1. Nach der Klarstellung, dass die Klage im Namen des minderjährigen D. J. Z. erhoben wurde, ist dieser klagebefugt, da er die Fortschreibung des Melderegisters für sich begehrt.
Strittig ist hier der Wohnsitz des Klägers ab dem 28.10.2004. Der Kläger ist minderjährig. Zum 28.10.2004 lebten seine nicht geschiedenen Eltern, die die gemeinsame Personensorge inne hatten, getrennt.
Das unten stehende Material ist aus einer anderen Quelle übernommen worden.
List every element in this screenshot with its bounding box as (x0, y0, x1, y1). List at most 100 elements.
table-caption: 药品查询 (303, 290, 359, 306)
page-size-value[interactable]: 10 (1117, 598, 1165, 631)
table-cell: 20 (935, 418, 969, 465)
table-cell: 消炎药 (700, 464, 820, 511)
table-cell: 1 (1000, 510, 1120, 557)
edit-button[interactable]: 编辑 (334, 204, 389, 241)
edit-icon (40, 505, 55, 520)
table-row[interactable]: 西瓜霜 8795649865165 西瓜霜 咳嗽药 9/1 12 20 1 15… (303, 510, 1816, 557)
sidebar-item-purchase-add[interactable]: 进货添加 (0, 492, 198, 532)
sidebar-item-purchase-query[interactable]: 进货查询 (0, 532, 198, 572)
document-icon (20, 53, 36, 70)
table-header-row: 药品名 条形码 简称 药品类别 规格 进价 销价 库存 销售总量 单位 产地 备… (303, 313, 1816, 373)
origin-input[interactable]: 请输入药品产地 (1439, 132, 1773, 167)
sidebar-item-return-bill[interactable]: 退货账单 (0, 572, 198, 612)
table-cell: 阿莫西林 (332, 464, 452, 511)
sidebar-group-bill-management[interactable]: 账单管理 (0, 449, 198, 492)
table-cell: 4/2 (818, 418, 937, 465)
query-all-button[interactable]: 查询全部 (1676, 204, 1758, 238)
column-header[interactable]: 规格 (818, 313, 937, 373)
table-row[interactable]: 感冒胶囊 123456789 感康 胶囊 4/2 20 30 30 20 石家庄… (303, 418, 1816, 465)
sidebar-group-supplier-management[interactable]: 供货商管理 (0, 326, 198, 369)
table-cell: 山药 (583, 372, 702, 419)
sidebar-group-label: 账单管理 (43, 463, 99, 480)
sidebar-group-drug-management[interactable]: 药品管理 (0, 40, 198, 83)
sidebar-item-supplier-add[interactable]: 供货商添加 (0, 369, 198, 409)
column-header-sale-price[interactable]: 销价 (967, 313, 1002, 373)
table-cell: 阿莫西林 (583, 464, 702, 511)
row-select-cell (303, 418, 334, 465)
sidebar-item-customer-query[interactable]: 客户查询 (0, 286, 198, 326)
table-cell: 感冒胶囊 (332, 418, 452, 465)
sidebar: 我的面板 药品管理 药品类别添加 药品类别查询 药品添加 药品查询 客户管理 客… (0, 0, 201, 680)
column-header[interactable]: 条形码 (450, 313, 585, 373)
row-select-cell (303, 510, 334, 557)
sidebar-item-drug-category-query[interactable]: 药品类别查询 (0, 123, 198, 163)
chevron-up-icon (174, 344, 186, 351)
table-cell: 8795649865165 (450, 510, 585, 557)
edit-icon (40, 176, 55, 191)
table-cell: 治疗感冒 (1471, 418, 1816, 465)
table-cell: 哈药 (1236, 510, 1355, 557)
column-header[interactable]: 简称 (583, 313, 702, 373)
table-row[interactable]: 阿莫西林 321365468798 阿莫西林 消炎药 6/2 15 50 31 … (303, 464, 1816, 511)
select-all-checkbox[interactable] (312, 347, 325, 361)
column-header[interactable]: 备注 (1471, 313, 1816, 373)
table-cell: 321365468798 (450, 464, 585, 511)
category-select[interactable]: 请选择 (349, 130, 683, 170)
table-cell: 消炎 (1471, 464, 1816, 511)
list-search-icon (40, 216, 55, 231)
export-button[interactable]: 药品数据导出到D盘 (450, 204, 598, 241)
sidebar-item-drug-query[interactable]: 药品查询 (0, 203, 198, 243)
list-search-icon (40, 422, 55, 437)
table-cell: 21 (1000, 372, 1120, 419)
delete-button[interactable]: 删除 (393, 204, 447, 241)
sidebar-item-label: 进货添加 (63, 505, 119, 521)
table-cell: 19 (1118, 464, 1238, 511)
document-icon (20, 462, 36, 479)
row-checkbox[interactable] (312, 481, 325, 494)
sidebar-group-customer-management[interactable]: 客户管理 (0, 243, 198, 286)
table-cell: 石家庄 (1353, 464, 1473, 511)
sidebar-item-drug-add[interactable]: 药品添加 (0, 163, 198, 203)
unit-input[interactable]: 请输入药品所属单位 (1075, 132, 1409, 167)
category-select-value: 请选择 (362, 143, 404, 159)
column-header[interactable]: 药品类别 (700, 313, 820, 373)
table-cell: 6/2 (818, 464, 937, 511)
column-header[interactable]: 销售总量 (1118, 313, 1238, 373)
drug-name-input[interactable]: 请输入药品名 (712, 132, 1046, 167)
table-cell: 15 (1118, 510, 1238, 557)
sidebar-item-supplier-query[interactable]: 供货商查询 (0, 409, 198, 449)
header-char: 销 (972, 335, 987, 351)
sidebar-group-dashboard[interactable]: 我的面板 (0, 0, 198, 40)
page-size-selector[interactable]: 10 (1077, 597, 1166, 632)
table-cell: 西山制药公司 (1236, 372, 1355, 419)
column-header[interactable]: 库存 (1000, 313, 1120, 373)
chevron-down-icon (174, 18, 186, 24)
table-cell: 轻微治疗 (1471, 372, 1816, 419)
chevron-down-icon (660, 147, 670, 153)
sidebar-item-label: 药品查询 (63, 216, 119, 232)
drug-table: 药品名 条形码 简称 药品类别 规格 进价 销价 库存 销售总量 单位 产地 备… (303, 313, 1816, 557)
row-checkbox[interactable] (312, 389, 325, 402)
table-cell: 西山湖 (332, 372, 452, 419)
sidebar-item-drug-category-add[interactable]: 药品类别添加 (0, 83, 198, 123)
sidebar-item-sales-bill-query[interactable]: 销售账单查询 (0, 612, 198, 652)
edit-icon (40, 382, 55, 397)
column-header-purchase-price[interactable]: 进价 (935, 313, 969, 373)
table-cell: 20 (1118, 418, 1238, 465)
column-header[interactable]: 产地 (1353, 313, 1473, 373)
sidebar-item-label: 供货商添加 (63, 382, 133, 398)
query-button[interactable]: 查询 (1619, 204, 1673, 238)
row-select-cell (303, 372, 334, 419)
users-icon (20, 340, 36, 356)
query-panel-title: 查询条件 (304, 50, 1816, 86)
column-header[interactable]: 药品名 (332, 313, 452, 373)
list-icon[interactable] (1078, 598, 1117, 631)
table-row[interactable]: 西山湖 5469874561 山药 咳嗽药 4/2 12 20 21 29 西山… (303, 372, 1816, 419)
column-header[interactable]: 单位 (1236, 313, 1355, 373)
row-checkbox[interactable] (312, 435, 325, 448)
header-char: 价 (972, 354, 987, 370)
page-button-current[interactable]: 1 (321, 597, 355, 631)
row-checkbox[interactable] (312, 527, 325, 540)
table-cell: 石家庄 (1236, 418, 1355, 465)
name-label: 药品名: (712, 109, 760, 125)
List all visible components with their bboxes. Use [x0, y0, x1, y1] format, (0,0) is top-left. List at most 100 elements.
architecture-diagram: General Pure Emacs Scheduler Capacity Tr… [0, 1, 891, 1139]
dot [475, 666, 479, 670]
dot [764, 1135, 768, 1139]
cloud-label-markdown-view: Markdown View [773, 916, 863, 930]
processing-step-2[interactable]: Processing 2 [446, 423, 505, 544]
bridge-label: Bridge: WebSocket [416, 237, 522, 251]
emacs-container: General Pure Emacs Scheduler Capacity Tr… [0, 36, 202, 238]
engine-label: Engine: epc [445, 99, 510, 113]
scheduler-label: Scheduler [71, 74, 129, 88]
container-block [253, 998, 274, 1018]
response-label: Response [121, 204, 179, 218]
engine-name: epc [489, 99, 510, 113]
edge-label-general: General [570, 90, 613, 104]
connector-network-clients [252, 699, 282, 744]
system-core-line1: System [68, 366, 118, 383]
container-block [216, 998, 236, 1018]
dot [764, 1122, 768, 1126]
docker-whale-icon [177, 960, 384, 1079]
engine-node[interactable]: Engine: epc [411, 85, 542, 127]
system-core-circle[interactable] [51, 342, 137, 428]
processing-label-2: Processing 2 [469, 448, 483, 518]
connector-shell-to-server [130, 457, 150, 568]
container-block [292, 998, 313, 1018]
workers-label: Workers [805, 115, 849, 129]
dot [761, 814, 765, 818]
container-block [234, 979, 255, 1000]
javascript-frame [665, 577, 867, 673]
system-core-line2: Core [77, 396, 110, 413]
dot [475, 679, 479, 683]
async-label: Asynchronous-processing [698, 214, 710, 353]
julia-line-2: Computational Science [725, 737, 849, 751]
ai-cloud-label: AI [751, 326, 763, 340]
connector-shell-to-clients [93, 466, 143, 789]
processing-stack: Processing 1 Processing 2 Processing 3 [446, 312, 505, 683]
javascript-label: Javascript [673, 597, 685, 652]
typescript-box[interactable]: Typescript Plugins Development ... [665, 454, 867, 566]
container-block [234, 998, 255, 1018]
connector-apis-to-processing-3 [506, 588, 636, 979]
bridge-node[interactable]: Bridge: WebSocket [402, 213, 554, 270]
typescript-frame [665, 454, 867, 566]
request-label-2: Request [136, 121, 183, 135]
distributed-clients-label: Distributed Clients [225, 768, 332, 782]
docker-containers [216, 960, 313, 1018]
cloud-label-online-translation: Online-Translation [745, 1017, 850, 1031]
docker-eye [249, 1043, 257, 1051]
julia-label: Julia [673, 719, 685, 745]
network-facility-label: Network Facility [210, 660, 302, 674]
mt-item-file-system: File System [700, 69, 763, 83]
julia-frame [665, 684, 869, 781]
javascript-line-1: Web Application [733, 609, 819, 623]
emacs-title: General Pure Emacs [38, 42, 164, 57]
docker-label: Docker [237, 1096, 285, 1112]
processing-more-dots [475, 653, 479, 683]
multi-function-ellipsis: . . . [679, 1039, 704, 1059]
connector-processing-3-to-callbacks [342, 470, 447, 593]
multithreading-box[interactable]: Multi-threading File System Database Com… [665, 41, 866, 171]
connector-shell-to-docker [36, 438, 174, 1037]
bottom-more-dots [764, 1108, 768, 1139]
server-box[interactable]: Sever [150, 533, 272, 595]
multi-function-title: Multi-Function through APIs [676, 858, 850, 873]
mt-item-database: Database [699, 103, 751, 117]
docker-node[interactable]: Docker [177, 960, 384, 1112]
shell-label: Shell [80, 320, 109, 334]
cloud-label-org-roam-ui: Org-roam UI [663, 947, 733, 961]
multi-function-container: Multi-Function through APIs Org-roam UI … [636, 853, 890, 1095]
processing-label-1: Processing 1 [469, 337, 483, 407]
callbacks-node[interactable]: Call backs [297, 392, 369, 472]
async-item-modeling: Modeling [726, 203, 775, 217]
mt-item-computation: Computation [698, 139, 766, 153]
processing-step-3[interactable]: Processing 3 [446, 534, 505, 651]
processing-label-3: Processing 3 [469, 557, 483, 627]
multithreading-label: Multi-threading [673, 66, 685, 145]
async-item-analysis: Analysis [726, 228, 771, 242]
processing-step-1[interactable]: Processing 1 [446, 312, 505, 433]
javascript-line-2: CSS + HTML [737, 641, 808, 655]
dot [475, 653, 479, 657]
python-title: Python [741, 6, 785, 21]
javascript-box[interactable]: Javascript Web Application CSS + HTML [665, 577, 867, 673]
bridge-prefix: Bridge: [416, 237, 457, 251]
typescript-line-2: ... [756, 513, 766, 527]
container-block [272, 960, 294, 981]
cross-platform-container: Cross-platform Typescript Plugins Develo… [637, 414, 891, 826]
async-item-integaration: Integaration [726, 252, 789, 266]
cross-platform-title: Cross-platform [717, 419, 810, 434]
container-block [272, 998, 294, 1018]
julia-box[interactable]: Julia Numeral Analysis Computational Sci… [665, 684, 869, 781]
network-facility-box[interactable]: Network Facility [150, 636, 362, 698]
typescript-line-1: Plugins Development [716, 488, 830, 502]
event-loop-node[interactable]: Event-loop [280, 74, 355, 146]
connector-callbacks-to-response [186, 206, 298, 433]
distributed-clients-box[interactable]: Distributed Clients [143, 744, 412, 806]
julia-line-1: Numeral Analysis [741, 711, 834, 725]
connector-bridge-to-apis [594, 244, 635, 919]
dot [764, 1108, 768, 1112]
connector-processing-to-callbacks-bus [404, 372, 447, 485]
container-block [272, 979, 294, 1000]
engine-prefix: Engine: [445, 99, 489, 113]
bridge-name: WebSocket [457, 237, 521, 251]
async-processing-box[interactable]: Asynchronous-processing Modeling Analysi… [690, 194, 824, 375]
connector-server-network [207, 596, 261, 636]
Nach § 25 Abs. 1 Satz SächsMG ist das Melderegister fortzuschreiben, wenn es unrichtig oder unvollständig ist. Hierbei vollzieht das Melderecht familienrechtliche Entscheidungen nach (vgl. OVG MV, Beschl. v. 25.8.2003 - 1 L 160/03 -). Der Wohnsitz von minderjährigen Kindern besteht grundsätzlich bei ihren Eltern, sog. abgeleiteter Wohnsitz nach § 11 BGB. Dies entspricht dem Grundgedanken, dass der Hauptwohnsitz sich dort befindet, wo auch der Lebensmittelpunkt ist; für minderjährige Kinder ist dies in der Regel am Wohnsitz der Eltern. Bei einer dauerhaften Trennung leitet sich der Wohnsitz nach § 11 Satz 1 Halbsatz 2 BGB nach dem personensorgeberechtigten Elternteil ab. Üben die Eltern die Personensorge gemeinsam aus, besteht nach der ständigen Rechtsprechung des Bundesgerichtshofs ein abgeleiteter Doppelwohnsitz bei beiden Elternteilen (vgl. BGH, Beschl. v. 7.7.1967, BGHZ 48, 228 [237]; BGH, Beschl. v. 12.3.1997, XII ARZ 6/97 zitiert nach juris). Das Sächsische Meldegesetz enthält keine Regelung zum Wohnsitz eines Minderjährigen, wenn dessen Eltern im Fall der Trennung beide personensorgeberechtigt sind. Zwar ist nach § 12 Abs. 2 Satz 3 SächsMG die Hauptwohnung eines Minderjährigen die vorwiegend benutzte Wohnung des Personensorgeberechtigten. Diese Regelung steht jedoch im Zusammenhang mit der Abgrenzung von Haupt- und Nebenwohnung. Die Regelung wurde mit Änderungsgesetz vom 11.3.1994 eingeführt und dient ausweislich der Gesetzesbegründung (BR-Drs. 3/92, 24/25) der Regelung des Wohnsitzes für Minderjährige, die auswärtig untergebracht sind wie beispielsweise Internatsschüler. Zu der Frage, bei welchem sorgeberechtigten Elternteil das minderjährige Kind seinen Wohnsitz hat, wenn die Eltern dauerhaft getrennt leben, trifft die Regelung also keine Aussage (a. A. Heilmann, Melde-, Pass- und Ausweisrecht Sachsen, § 12 MRRG RdNr. 2).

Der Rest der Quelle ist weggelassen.